What the Paper Found
The paper evaluates ACQUIRE on SWE-bench Verified, a curated benchmark of 500 real-world GitHub issues, and reports that it consistently outperforms representative pre-repair methods across two backbone LLMs. The headline result is a Pass@1 improvement of up to 4.4 percentage points, achieved with what the authors describe as modest additional cost and time. Beyond aggregate success rate, the paper’s analysis claims that the acquired QA knowledge is factually reliable, shortens knowledge-intensive repair trajectories, and steers the Resolver toward causally relevant code regions on instances that prior agents failed. These findings matter because automated software repair often spends large token budgets and many execution steps on unsuccessful attempts when repository understanding is missing. ACQUIRE’s results suggest that spending some effort on structured understanding before patching can be more efficient than repeatedly editing from incomplete context.

Bottom Line
The broader implication of the paper is that repository-level question answering can serve as a missing interface between issue descriptions and code modification.
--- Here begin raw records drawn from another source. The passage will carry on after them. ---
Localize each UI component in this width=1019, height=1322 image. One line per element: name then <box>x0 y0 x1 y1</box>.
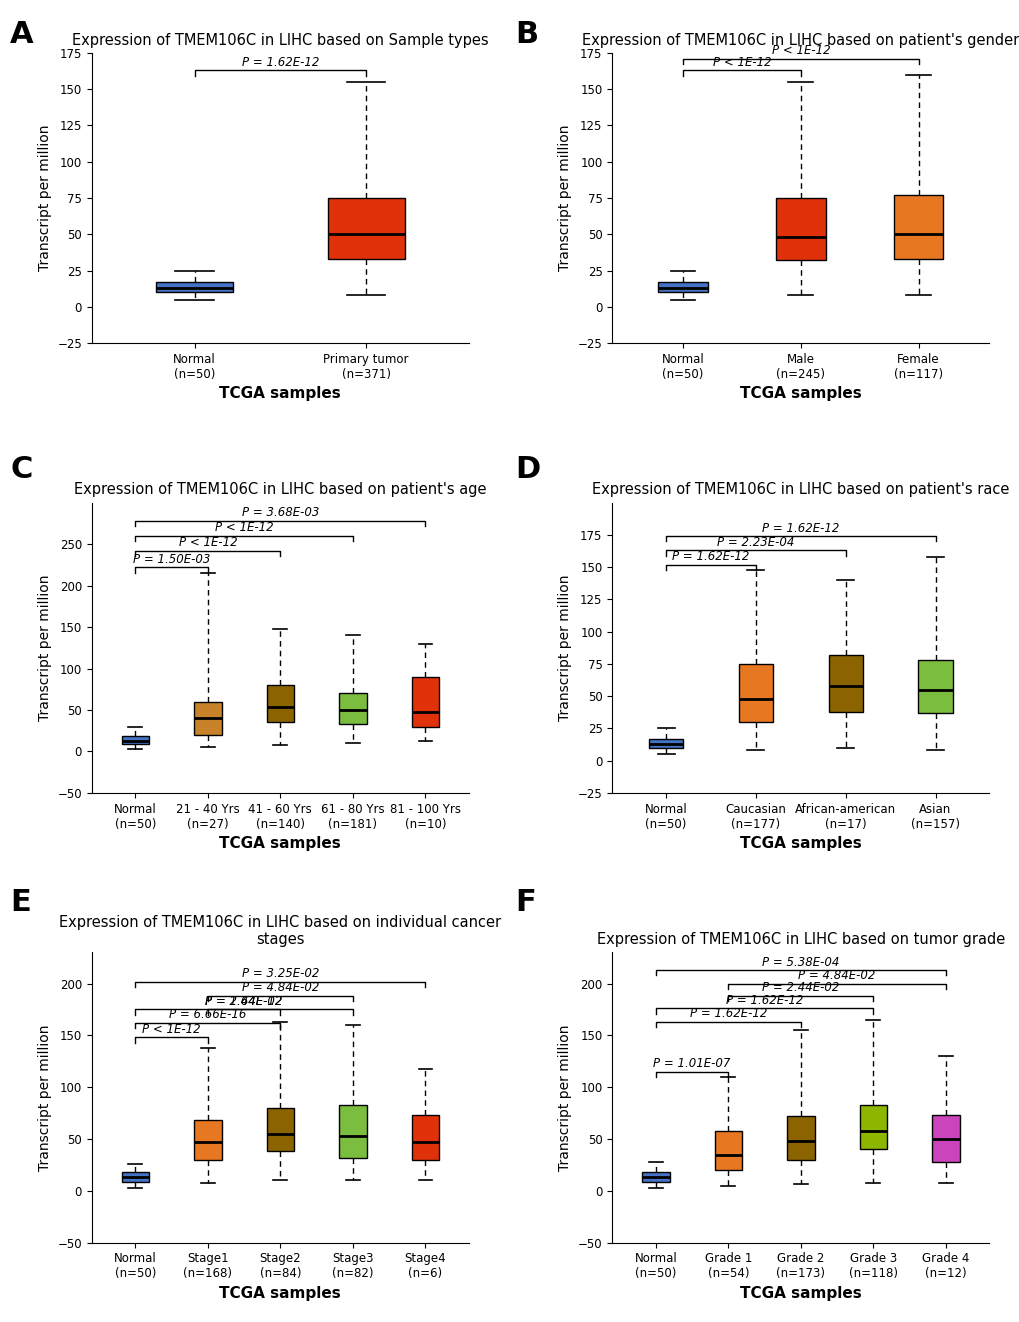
Text: P = 3.25E-02: P = 3.25E-02 <box>242 966 319 980</box>
Title: Expression of TMEM106C in LIHC based on individual cancer
stages: Expression of TMEM106C in LIHC based on … <box>59 915 501 947</box>
Y-axis label: Transcript per million: Transcript per million <box>557 124 572 271</box>
PathPatch shape <box>412 1116 439 1159</box>
Text: P = 2.44E-02: P = 2.44E-02 <box>205 995 282 1007</box>
Text: P = 2.23E-04: P = 2.23E-04 <box>716 535 794 549</box>
PathPatch shape <box>775 198 824 260</box>
PathPatch shape <box>859 1105 887 1149</box>
PathPatch shape <box>827 654 862 711</box>
Y-axis label: Transcript per million: Transcript per million <box>557 1025 572 1171</box>
Text: P = 1.62E-12: P = 1.62E-12 <box>672 550 749 563</box>
PathPatch shape <box>657 282 707 292</box>
PathPatch shape <box>917 660 952 713</box>
PathPatch shape <box>266 1108 293 1151</box>
Text: C: C <box>10 455 33 484</box>
PathPatch shape <box>338 1105 366 1158</box>
PathPatch shape <box>412 677 439 727</box>
Text: P = 1.62E-12: P = 1.62E-12 <box>726 994 803 1007</box>
Text: P = 3.68E-03: P = 3.68E-03 <box>242 506 319 520</box>
X-axis label: TCGA samples: TCGA samples <box>739 386 861 402</box>
PathPatch shape <box>156 282 233 292</box>
Title: Expression of TMEM106C in LIHC based on tumor grade: Expression of TMEM106C in LIHC based on … <box>596 932 1004 947</box>
Title: Expression of TMEM106C in LIHC based on patient's gender: Expression of TMEM106C in LIHC based on … <box>582 33 1018 48</box>
PathPatch shape <box>121 736 149 744</box>
X-axis label: TCGA samples: TCGA samples <box>219 1286 341 1301</box>
Text: P = 1.62E-12: P = 1.62E-12 <box>242 56 319 69</box>
PathPatch shape <box>194 1120 221 1159</box>
X-axis label: TCGA samples: TCGA samples <box>219 836 341 851</box>
Text: P < 1E-12: P < 1E-12 <box>178 537 237 549</box>
Text: P = 6.66E-16: P = 6.66E-16 <box>169 1009 247 1022</box>
Title: Expression of TMEM106C in LIHC based on patient's age: Expression of TMEM106C in LIHC based on … <box>74 483 486 497</box>
Y-axis label: Transcript per million: Transcript per million <box>38 124 52 271</box>
Title: Expression of TMEM106C in LIHC based on patient's race: Expression of TMEM106C in LIHC based on … <box>592 483 1009 497</box>
Text: P = 1.62E-12: P = 1.62E-12 <box>761 522 839 534</box>
Y-axis label: Transcript per million: Transcript per million <box>38 575 52 720</box>
Text: P = 1.62E-12: P = 1.62E-12 <box>689 1007 766 1021</box>
PathPatch shape <box>714 1130 742 1170</box>
PathPatch shape <box>194 702 221 735</box>
Text: P < 1E-12: P < 1E-12 <box>712 56 770 69</box>
Text: D: D <box>515 455 540 484</box>
X-axis label: TCGA samples: TCGA samples <box>219 386 341 402</box>
Text: P < 1E-12: P < 1E-12 <box>770 44 829 57</box>
PathPatch shape <box>648 739 683 748</box>
PathPatch shape <box>787 1116 814 1159</box>
Text: A: A <box>10 20 34 49</box>
Text: P = 4.84E-02: P = 4.84E-02 <box>798 969 875 982</box>
Text: B: B <box>515 20 538 49</box>
PathPatch shape <box>931 1116 959 1162</box>
PathPatch shape <box>266 685 293 722</box>
PathPatch shape <box>893 196 943 259</box>
Title: Expression of TMEM106C in LIHC based on Sample types: Expression of TMEM106C in LIHC based on … <box>72 33 488 48</box>
PathPatch shape <box>338 693 366 724</box>
X-axis label: TCGA samples: TCGA samples <box>739 1286 861 1301</box>
X-axis label: TCGA samples: TCGA samples <box>739 836 861 851</box>
Text: F: F <box>515 888 535 917</box>
Text: P = 1.50E-03: P = 1.50E-03 <box>132 553 210 566</box>
Text: E: E <box>10 888 31 917</box>
PathPatch shape <box>121 1173 149 1182</box>
Text: P = 1.01E-07: P = 1.01E-07 <box>653 1058 730 1069</box>
Text: P = 2.44E-02: P = 2.44E-02 <box>761 981 839 994</box>
Text: P < 1E-12: P < 1E-12 <box>142 1023 201 1036</box>
PathPatch shape <box>641 1173 668 1182</box>
Y-axis label: Transcript per million: Transcript per million <box>557 575 572 720</box>
Text: P < 1E-12: P < 1E-12 <box>215 521 273 534</box>
PathPatch shape <box>738 664 772 722</box>
Text: P = 4.84E-02: P = 4.84E-02 <box>242 981 319 994</box>
Text: P = 1.64E-12: P = 1.64E-12 <box>205 995 282 1007</box>
Text: P = 5.38E-04: P = 5.38E-04 <box>761 956 839 969</box>
PathPatch shape <box>327 198 405 259</box>
Y-axis label: Transcript per million: Transcript per million <box>38 1025 52 1171</box>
By turning implicit uncertainty into explicit questions, ACQUIRE gives the repair agent a structured representation of what must be understood before a patch is safe to generate. This shifts the design of coding agents away from immediate edit generation and toward a workflow closer to experienced developer practice: diagnose the relevant behavior, contracts, locations, and external constraints before committing to a fix. The paper also positions QA-driven knowledge acquisition as complementary to tool-augmented interaction, multi-step planning, and chain-of-thought reasoning, because those capabilities still need reliable repository facts to act on. Its main contribution is therefore not a new patching heuristic, but a framework for making repository understanding an explicit, evidence-grounded stage of software issue resolution.